A、B、二冊の本を並べ、Aを読みながら、Bで確認。
どちらも翻訳本。
感じたこと−−−−−
同じ翻訳でも読みやすさが大きく異なる。
武井摩利さんという人が訳すBは簡潔で明解で読みやすい。
Aは4人で訳しているからか、こなれていない。もってまわった、結局何が言いたいんだと毒づきたくなる「英文和訳」。監修も甘い。日本ではセレンとよんでいる元素をセレニウムと訳している。もっと読みやすくできるはずなのになぁ、残念至極。
ところで、この間の日曜日、朝日新聞の読書欄にAの書評が出た。最近の芥川賞作家が書いている。
「好奇心に駆られて読みふけった。」とある。
本当?
本当なら「アウアー光」や「相続用の粉」や「ワールドワイドウェブ」や「蒼ざめた馬のカクテル」や「私たちのラジウム夫人」のどれかが話に出てくるはず。読みふけるほどだったのなら。ねぇねぇ、聞いてと紹介したくなる話がいっぱい。
なのにありふれた元素名にちなむ話題に三分の一も費やしてお茶を濁している。

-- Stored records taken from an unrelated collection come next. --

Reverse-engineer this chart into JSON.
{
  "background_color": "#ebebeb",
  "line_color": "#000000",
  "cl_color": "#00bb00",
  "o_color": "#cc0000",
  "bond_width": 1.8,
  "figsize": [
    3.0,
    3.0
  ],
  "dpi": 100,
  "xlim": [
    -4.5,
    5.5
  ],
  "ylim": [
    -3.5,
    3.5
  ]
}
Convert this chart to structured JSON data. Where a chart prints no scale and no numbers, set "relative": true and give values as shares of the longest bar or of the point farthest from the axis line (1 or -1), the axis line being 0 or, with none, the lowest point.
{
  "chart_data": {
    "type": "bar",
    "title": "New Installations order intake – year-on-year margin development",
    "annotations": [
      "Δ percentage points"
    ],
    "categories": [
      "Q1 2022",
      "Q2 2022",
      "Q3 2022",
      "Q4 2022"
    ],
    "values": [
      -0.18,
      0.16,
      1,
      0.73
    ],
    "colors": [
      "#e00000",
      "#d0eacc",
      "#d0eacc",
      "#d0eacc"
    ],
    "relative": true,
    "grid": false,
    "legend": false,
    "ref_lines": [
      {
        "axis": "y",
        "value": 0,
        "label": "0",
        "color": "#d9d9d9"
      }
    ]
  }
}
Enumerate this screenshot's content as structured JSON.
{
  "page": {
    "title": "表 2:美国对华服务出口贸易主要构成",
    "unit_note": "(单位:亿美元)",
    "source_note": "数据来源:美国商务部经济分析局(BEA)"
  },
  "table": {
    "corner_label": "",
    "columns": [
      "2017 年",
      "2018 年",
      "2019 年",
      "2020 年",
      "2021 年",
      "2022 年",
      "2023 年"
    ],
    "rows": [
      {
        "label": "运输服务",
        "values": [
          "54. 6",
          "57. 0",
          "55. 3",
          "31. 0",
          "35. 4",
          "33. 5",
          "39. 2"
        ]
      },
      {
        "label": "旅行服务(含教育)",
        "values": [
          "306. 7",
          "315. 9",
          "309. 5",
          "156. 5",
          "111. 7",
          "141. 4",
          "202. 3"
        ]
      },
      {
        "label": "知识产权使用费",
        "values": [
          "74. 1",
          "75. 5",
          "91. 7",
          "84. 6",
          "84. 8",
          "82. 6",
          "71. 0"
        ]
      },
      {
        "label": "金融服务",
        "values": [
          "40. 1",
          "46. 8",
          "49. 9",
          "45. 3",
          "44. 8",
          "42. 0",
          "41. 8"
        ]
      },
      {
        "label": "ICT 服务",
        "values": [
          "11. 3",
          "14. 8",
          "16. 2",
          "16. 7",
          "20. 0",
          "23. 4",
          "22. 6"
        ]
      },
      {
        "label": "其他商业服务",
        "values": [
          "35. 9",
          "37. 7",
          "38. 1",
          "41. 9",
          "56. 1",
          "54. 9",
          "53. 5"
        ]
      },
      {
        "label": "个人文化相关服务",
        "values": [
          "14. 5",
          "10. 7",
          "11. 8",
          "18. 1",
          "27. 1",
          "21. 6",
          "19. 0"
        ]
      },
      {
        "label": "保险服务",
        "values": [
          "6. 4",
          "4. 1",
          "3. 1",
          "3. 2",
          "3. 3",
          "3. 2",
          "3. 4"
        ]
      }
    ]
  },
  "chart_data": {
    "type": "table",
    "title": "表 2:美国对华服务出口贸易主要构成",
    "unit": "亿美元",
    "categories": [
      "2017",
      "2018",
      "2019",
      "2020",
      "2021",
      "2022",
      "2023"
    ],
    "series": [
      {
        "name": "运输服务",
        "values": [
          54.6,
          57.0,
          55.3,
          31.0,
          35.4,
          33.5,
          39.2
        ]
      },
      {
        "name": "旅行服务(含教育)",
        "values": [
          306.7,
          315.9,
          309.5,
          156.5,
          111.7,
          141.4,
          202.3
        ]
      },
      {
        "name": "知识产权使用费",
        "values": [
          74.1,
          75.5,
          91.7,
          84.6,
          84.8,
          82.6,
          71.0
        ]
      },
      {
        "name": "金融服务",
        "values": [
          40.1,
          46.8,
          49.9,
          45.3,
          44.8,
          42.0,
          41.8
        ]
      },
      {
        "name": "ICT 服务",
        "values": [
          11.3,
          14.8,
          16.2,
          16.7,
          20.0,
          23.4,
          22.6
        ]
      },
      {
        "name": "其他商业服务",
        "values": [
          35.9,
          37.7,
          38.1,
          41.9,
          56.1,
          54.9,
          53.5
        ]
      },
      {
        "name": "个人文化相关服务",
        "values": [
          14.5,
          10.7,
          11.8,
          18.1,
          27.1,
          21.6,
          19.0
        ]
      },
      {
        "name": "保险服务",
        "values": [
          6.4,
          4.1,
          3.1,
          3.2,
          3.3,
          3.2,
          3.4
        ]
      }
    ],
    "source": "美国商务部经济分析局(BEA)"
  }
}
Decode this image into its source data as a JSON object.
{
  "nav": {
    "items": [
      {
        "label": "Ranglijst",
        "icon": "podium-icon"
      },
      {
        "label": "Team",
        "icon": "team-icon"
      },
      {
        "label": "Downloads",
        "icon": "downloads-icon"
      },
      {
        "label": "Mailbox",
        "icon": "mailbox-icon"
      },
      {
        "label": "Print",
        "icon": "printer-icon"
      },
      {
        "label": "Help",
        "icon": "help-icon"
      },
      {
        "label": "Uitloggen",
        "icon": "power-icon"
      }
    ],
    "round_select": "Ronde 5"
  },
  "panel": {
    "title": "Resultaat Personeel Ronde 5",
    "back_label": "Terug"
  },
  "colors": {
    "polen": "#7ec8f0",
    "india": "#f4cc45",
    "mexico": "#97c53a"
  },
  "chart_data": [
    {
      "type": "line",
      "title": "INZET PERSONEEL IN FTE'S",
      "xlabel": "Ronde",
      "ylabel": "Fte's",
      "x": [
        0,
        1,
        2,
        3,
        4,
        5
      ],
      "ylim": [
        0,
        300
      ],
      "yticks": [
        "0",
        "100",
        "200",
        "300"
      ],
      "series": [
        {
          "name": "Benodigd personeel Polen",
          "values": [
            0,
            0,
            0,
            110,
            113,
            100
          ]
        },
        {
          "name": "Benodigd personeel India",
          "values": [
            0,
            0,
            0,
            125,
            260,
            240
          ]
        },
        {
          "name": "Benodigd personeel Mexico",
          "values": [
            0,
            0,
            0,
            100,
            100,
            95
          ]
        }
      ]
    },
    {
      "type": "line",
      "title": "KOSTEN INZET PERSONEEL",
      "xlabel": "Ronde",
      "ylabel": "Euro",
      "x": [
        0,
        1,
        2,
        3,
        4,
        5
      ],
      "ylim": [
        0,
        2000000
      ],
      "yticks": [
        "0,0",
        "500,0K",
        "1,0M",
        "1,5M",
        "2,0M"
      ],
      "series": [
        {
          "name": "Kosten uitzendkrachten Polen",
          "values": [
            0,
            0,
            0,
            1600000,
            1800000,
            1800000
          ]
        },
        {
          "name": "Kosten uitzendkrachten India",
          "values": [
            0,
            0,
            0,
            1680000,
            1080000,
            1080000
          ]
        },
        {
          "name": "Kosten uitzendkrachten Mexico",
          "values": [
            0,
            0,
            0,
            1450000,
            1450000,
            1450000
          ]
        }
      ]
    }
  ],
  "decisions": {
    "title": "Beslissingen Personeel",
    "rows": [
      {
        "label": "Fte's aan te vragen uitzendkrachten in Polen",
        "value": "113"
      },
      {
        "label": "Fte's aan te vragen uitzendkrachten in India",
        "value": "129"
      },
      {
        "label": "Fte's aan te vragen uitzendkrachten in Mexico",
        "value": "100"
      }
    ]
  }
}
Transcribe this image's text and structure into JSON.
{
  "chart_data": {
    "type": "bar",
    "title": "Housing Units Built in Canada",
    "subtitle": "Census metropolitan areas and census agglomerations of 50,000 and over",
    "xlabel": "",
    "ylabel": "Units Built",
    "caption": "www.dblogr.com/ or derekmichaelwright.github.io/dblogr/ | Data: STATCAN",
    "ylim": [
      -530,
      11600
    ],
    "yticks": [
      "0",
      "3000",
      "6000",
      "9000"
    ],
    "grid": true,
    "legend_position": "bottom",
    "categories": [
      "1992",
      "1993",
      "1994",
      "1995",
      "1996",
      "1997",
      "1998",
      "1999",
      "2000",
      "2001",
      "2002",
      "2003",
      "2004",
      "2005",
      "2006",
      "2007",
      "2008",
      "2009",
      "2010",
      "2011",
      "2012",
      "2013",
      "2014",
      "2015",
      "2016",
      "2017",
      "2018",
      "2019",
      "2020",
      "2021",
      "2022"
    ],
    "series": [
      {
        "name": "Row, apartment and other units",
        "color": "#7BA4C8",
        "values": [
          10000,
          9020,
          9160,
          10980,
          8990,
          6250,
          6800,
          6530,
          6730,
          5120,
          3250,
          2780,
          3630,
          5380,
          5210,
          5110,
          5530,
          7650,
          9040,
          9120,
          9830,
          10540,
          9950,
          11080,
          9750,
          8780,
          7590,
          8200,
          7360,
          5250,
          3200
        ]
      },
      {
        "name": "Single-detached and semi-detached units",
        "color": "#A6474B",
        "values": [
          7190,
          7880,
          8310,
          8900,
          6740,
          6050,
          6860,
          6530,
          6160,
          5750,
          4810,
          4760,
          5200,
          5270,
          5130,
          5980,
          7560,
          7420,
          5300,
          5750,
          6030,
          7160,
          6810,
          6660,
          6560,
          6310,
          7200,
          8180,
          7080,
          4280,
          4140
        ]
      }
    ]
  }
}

それからメンデレーエフがノーベル化学賞をもらえなかった理由は希ガスの族がまるごと抜けていたからだと書いているが「ネオンの深紅色の光」と題したところに希ガスのうち5つも見つけたラムゼーの仕事が紹介されてはいてもそのような記述は見当たらない。
ちょっとがっかりしましたよ。読者をなめてはいけませんよ。
すみません。あとで読み返すと「メンデレーエフがノーベル化学賞をもらえなかった理由は希ガスの族がまるごと抜けていたからだ」とちゃんと書いてありました。これは私の読み落としでした。
高価な本だけれどBはホントにお薦め、優れた本。ウィットに富んだ文章でわかりやすくまとめているし、写真が秀逸。著者のセオドラ・グレイは写真を撮ったニック・マンに謝辞を表している。最初ニック・マンを、著者は元素コレクターでもあるのだが、作業場周辺に飛び散ったガドリニウムの粉末を掃除する作業員として雇ったがたちまちのうちに右腕となって素晴らしい写真を撮ってくれたと。
びっくりし、少し悲しかったのは「Printed in China」。
「Made in China」だけじゃなくて「Printed in China」の時代も始まっている?
実は4月から「化学基礎」を教えることになってその足慣らしもあって、本を読みました。
「私たちのラジウム夫人」の内容は日を変えて紹介したいと思っています。